Ce n'est certes pas le vocabulaire d'un Deleuze ou d'un Nietzsche mais Spinoza avait ses raisons de parler de justice, piété et religion.
L'analyse de Deleuze sur l'immoralisme de Spinoza est subtile et il dit lui-même que le langage de Spinoza est très semblable à la lointaine tradition de la morale du jugement (cf
ce cours).
Au-delà de la critique des morales du Devoir qui est assez facile, il y a cette analyse à mon sens plus puissante de la différence entre le jugement externe et l'épreuve immanente d'une réalité qu'on trouvera authentique ou pas.
Il y a une justice immanente, le "mauvais" est puni de lui-même par le fait qu'il ne passe pas l'épreuve de la béatitude.
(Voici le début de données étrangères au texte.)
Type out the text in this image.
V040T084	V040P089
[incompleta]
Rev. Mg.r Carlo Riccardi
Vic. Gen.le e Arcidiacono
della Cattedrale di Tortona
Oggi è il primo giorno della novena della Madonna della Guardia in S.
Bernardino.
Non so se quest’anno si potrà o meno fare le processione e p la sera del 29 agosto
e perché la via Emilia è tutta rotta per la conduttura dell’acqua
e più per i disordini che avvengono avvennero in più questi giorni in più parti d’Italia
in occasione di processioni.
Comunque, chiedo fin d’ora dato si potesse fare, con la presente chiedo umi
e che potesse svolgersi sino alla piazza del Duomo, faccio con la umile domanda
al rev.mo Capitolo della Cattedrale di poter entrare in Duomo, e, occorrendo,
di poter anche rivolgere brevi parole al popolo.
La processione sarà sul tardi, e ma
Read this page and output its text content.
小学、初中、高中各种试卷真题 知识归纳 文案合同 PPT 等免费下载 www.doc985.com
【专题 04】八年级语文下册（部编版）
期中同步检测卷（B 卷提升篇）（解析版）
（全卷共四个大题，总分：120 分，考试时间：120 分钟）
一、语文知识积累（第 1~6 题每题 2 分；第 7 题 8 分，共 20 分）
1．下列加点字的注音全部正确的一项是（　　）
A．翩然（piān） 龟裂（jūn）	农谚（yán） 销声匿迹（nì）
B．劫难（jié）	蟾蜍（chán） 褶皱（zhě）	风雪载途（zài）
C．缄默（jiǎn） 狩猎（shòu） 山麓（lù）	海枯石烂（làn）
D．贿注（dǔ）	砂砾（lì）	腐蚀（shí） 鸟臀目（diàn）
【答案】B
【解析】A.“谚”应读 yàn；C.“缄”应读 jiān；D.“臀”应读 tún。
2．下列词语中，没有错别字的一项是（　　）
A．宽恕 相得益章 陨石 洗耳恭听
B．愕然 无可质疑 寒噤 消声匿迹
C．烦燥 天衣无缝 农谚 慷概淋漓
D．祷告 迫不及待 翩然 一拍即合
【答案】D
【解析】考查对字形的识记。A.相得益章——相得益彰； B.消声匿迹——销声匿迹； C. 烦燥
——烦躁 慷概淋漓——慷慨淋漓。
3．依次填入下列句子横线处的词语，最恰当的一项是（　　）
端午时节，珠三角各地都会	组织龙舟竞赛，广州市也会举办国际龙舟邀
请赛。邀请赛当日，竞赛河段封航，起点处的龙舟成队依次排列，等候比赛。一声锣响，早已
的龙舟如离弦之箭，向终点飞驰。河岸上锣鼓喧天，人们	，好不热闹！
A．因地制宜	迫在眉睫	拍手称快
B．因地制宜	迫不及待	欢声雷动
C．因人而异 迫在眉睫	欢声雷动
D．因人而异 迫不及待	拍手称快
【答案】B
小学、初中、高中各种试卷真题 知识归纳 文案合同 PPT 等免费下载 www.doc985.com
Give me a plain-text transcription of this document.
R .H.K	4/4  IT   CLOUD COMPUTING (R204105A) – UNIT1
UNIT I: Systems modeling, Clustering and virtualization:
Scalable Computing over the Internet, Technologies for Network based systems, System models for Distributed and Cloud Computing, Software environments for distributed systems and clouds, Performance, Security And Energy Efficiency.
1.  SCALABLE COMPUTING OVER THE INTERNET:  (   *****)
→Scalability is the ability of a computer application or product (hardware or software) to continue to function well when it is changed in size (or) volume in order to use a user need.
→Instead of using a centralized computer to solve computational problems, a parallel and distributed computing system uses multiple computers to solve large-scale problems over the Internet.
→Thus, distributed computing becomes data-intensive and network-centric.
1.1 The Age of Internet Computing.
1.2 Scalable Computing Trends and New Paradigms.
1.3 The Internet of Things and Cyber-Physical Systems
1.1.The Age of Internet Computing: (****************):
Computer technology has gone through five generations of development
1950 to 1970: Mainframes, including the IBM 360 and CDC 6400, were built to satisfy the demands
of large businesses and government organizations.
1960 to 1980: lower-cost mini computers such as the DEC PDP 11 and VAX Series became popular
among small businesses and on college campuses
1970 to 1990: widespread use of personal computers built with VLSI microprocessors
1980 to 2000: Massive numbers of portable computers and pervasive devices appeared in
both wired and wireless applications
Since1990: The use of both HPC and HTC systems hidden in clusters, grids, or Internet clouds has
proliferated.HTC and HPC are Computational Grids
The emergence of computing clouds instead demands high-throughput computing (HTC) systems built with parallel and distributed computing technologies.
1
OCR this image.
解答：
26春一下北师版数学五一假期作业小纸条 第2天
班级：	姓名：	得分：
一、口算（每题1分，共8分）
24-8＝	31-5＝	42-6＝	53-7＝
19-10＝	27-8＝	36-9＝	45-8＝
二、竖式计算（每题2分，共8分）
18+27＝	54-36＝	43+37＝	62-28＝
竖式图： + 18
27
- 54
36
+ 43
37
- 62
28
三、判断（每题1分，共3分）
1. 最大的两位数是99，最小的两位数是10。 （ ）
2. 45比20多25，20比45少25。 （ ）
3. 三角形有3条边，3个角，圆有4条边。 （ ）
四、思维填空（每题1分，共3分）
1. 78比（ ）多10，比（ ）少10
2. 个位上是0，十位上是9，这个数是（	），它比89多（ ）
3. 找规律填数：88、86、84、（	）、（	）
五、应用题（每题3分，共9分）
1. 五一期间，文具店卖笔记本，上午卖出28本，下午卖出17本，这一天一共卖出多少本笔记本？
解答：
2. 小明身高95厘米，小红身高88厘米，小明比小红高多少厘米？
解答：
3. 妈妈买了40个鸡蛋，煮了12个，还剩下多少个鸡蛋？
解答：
Certains peuvent simuler la sagesse, citer des textes, montrer qu'ils les ont compris abstraitement, mais face à des réalités concrètes ça ne marche plus, leur comportement sonne faux, les beaux principes énoncés ne se manifestent ni dans les affects, ni dans les actes, on voit apparaître des tristesses et impuissances, des haines, des colères, des doigts accusateurs... y compris par d'étranges prêtres de l'amoralisme ("je fais ce que je veux !", "il est interdit d'interdire", "parler de mal, c'est Mal"...).
Deux extraits du TTP pour calmer les allergies au langage moral :
TTP Chap IV, de la loi divine a écrit : : Salomon continue (vers. 9) d’enseigner, dans les termes les plus formels, que cette science de Dieu contient la vraie morale et la vraie politique, qui n’en sont qu’une déduction : « C’est alors, dit-il, que vous comprendrez la justice, et le jugement, et les voies droites, (et) tout bon sentier. » Et il ajoute encore pour plus de clarté : « Quand la science entrera dans votre coeur et que la sagesse vous sera douce, alors votre prévoyance veillera sur vous, et votre prudence vous gardera. »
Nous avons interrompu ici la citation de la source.